Mr. Michael Gentile has agreed to
subscribe for up to 11,584,615 shares under the Offering for
aggregate cash consideration of $753,000. Mr. Gentile presently
beneficially owned and controlled, directly or indirectly, an
aggregate of 11,765,333 shares and an aggregate of 5,000,000 share
purchase warrants, each warrant entitling Mr. Gentile to purchase
on additional share upon payment of additional consideration to the
Company. These shares and warrants represent approximately
10.29% of the Company's issued and outstanding shares on an
undiluted basis and approximately 14.04% of the Company's issued
and outstanding shares on a partially diluted basis.
Following the completion of the Offering, Mr. Gentile will
beneficially own and control, an aggregate of 23,349,948 shares and
5,000,000 Warrants, representing approximately 16.99% of the
Company's issued and outstanding shares an undiluted basis and
approximately 19.90% of the Company's issued and outstanding shares
on a partially diluted basis.
The Shares were acquired for investment purposes. Mr. Gentile
has a long-term view of the investment and may acquire additional
common shares of the Company either on the open market or through
private acquisitions or sell common shares of the Company on
the open market or through private dispositions in the future
depending on market conditions, reformulation of plans and/or other
relevant factors
Certain information in this news release is provided by Mr.
Gentile in satisfaction of the early warning requirements of
National Instrument 62-104 - Take-Over Bids and Issuer Bids.
Mr. Gentile's address is 305 Av. Brock North, Montreal-West, Quebec H4X 2G4. An early
warning report in respect of Mr. Gentile's entering into his
subscription agreement regarding the Offering will be filed under
the Company's profile on SEDAR at www.sedar.com, and may also be
obtained from Mr. Gentile by contacting (514) 591-4227.

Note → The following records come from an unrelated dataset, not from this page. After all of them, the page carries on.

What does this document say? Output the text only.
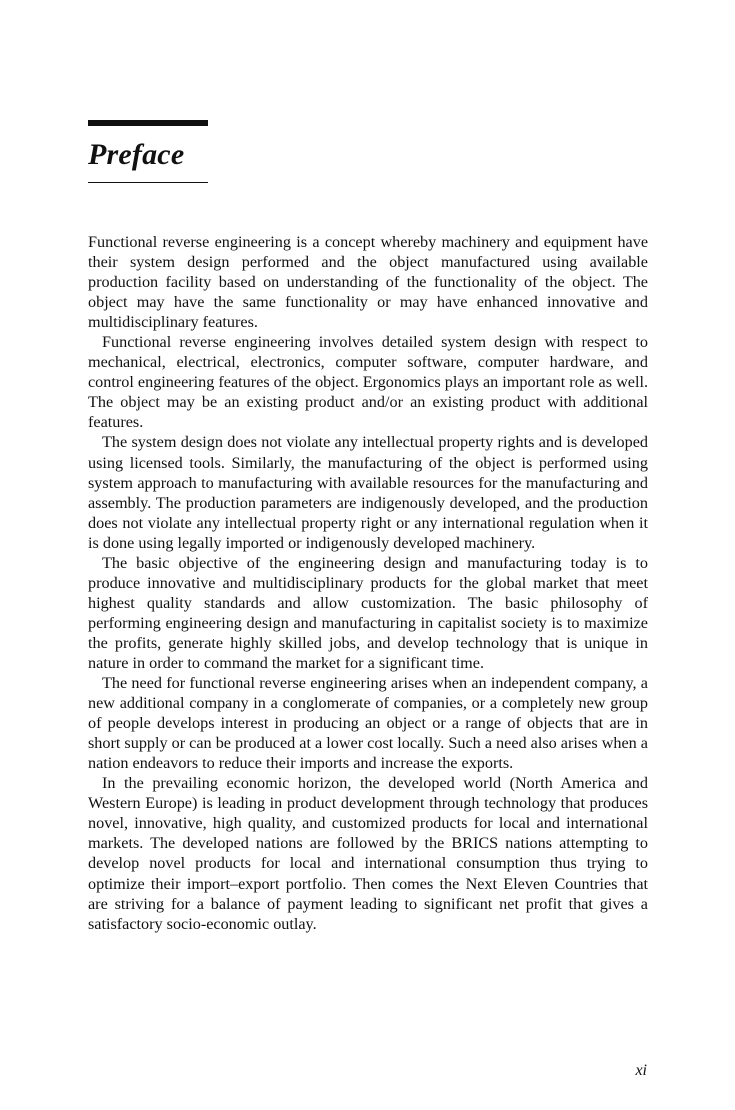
Preface

Functional reverse engineering is a concept whereby machinery and equipment have their system design performed and the object manufactured using available production facility based on understanding of the functionality of the object. The object may have the same functionality or may have enhanced innovative and multidisciplinary features.

Functional reverse engineering involves detailed system design with respect to mechanical, electrical, electronics, computer software, computer hardware, and control engineering features of the object. Ergonomics plays an important role as well. The object may be an existing product and/or an existing product with additional features.

The system design does not violate any intellectual property rights and is developed using licensed tools. Similarly, the manufacturing of the object is performed using system approach to manufacturing with available resources for the manufacturing and assembly. The production parameters are indigenously developed, and the production does not violate any intellectual property right or any international regulation when it is done using legally imported or indigenously developed machinery.

The basic objective of the engineering design and manufacturing today is to produce innovative and multidisciplinary products for the global market that meet highest quality standards and allow customization. The basic philosophy of performing engineering design and manufacturing in capitalist society is to maximize the profits, generate highly skilled jobs, and develop technology that is unique in nature in order to command the market for a significant time.

The need for functional reverse engineering arises when an independent company, a new additional company in a conglomerate of companies, or a completely new group of people develops interest in producing an object or a range of objects that are in short supply or can be produced at a lower cost locally. Such a need also arises when a nation endeavors to reduce their imports and increase the exports.

In the prevailing economic horizon, the developed world (North America and Western Europe) is leading in product development through technology that produces novel, innovative, high quality, and customized products for local and international markets. The developed nations are followed by the BRICS nations attempting to develop novel products for local and international consumption thus trying to optimize their import–export portfolio. Then comes the Next Eleven Countries that are striving for a balance of payment leading to significant net profit that gives a satisfactory socio-economic outlay.

xi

Mr Gentile is a "related party" of the Company within the
meaning of that term defined in Multilateral Instrument 61-101 -
Protection of Minority Shareholders in Special Transactions
("MI 61-101") as he currently owns more than 10% of the
outstanding shares of the Company on both a non-diluted and
partially diluted basis, and hence the Offering is a "related party
transaction" within the meaning of MI 61-101. The Company is
relying on the exemptions from the formal valuation requirement set
out in section 5.5(c) and the minority approval requirement set out
in section 5.7(1)(b) of MI 61- 101 on the basis the Offering is a
distribution of the Company's securities for cash consideration,
and neither the Company, nor to the knowledge of the Company after
reasonable inquiry, Mr. Gentile, had knowledge of any material
information concerning the Company or the securities of the Company
that was not generally disclosed at the time at which the Offering
was agreed between the parties, and neither the fair market value
of the securities to be distributed to Mr. Gentile nor the
consideration received by the Company for those securities from Mr.

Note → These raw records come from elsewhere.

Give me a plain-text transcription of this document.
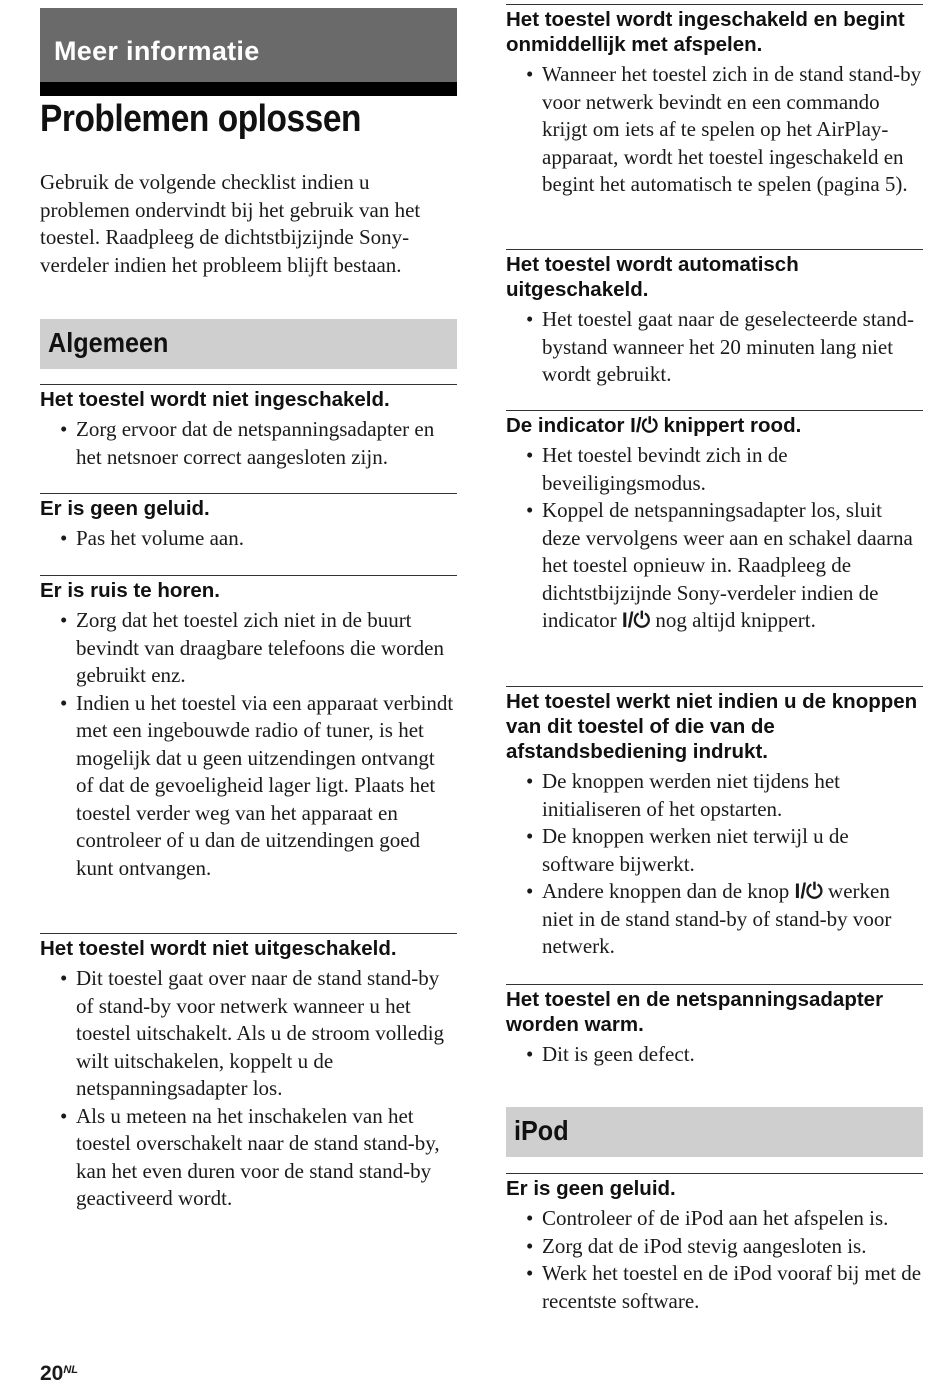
Meer informatie
Problemen oplossen

Gebruik de volgende checklist indien u problemen ondervindt bij het gebruik van het toestel. Raadpleeg de dichtstbijzijnde Sony-verdeler indien het probleem blijft bestaan.

Algemeen
Het toestel wordt niet ingeschakeld.
• Zorg ervoor dat de netspanningsadapter en het netsnoer correct aangesloten zijn.
Er is geen geluid.
• Pas het volume aan.
Er is ruis te horen.
• Zorg dat het toestel zich niet in de buurt bevindt van draagbare telefoons die worden gebruikt enz.
• Indien u het toestel via een apparaat verbindt met een ingebouwde radio of tuner, is het mogelijk dat u geen uitzendingen ontvangt of dat de gevoeligheid lager ligt. Plaats het toestel verder weg van het apparaat en controleer of u dan de uitzendingen goed kunt ontvangen.
Het toestel wordt niet uitgeschakeld.
• Dit toestel gaat over naar de stand stand-by of stand-by voor netwerk wanneer u het toestel uitschakelt. Als u de stroom volledig wilt uitschakelen, koppelt u de netspanningsadapter los.
• Als u meteen na het inschakelen van het toestel overschakelt naar de stand stand-by, kan het even duren voor de stand stand-by geactiveerd wordt.
Het toestel wordt ingeschakeld en begint onmiddellijk met afspelen.
• Wanneer het toestel zich in de stand stand-by voor netwerk bevindt en een commando krijgt om iets af te spelen op het AirPlay-apparaat, wordt het toestel ingeschakeld en begint het automatisch te spelen (pagina 5).
Het toestel wordt automatisch uitgeschakeld.
• Het toestel gaat naar de geselecteerde stand-bystand wanneer het 20 minuten lang niet wordt gebruikt.
De indicator I/⏻ knippert rood.
• Het toestel bevindt zich in de beveiligingsmodus.
• Koppel de netspanningsadapter los, sluit deze vervolgens weer aan en schakel daarna het toestel opnieuw in. Raadpleeg de dichtstbijzijnde Sony-verdeler indien de indicator I/⏻ nog altijd knippert.
Het toestel werkt niet indien u de knoppen van dit toestel of die van de afstandsbediening indrukt.
• De knoppen werden niet tijdens het initialiseren of het opstarten.
• De knoppen werken niet terwijl u de software bijwerkt.
• Andere knoppen dan de knop I/⏻ werken niet in de stand stand-by of stand-by voor netwerk.
Het toestel en de netspanningsadapter worden warm.
• Dit is geen defect.
iPod
Er is geen geluid.
• Controleer of de iPod aan het afspelen is.
• Zorg dat de iPod stevig aangesloten is.
• Werk het toestel en de iPod vooraf bij met de recentste software.
$20^{NL}$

Gentile exceeds $2,500,000.
The Company considers the abridgement of the 21 day period
contemplated by MI 61-101 regarding the issue of this news release
and the anticipated completion of the Offering to be reasonable and
necessary in light of the need to obtain financing from the parties
participating in the Offering on a timely basis.
The ownership percentages of common shares described above are
based on the Company having 114,392,838 shares outstanding as of
the date of this news release and 137,469,837 shares outstanding
upon completion of the Offering.
About Group Eleven Resources
Group Eleven Resources Corp. (TSX.V: ZNG; OTC: GRLVF and FRA:
3GE) is a mineral exploration company focused on advanced stage
zinc exploration in the Republic of
Ireland.
Additional information about the Company is available at
www.groupelevenresources.com.
ON BEHALF OF THE BOARD OF DIRECTORS
"Bart Jaworski"
Bart Jaworski, P.Geo.
Chief Executive Officer
Cautionary Note Regarding Forward-Looking Information
This press release contains forward-looking statements within
the meaning of applicable securities legislation. Such statements
include, without limitation, statements regarding the expected use
of proceeds, future results of operations, performance and
achievements of the Company, including the timing, content, cost
and results of proposed work programs, the discovery and
delineation of mineral deposits/resources/ reserves and geological
interpretations. Although the Company believes that such statements
are reasonable, it can give no assurance that such expectations
will prove to be correct. Forward-looking statements are typically
identified by words such as: believe, expect, anticipate, intend,
estimate, postulate and similar expressions, or are those, which,
by their nature, refer to future events. The Company cautions
investors that any forward-looking statements by the Company are
not guarantees of future results or performance, and that actual
results may differ materially from those in forward looking
statements as a result of various factors, including, but not
limited to, variations in the nature, quality and quantity of any
mineral deposits that may be located. All of the Company's public
disclosure filings may be accessed via www.sedar.com and readers
are urged to review these materials, including the technical
reports filed with respect to the Company's mineral properties.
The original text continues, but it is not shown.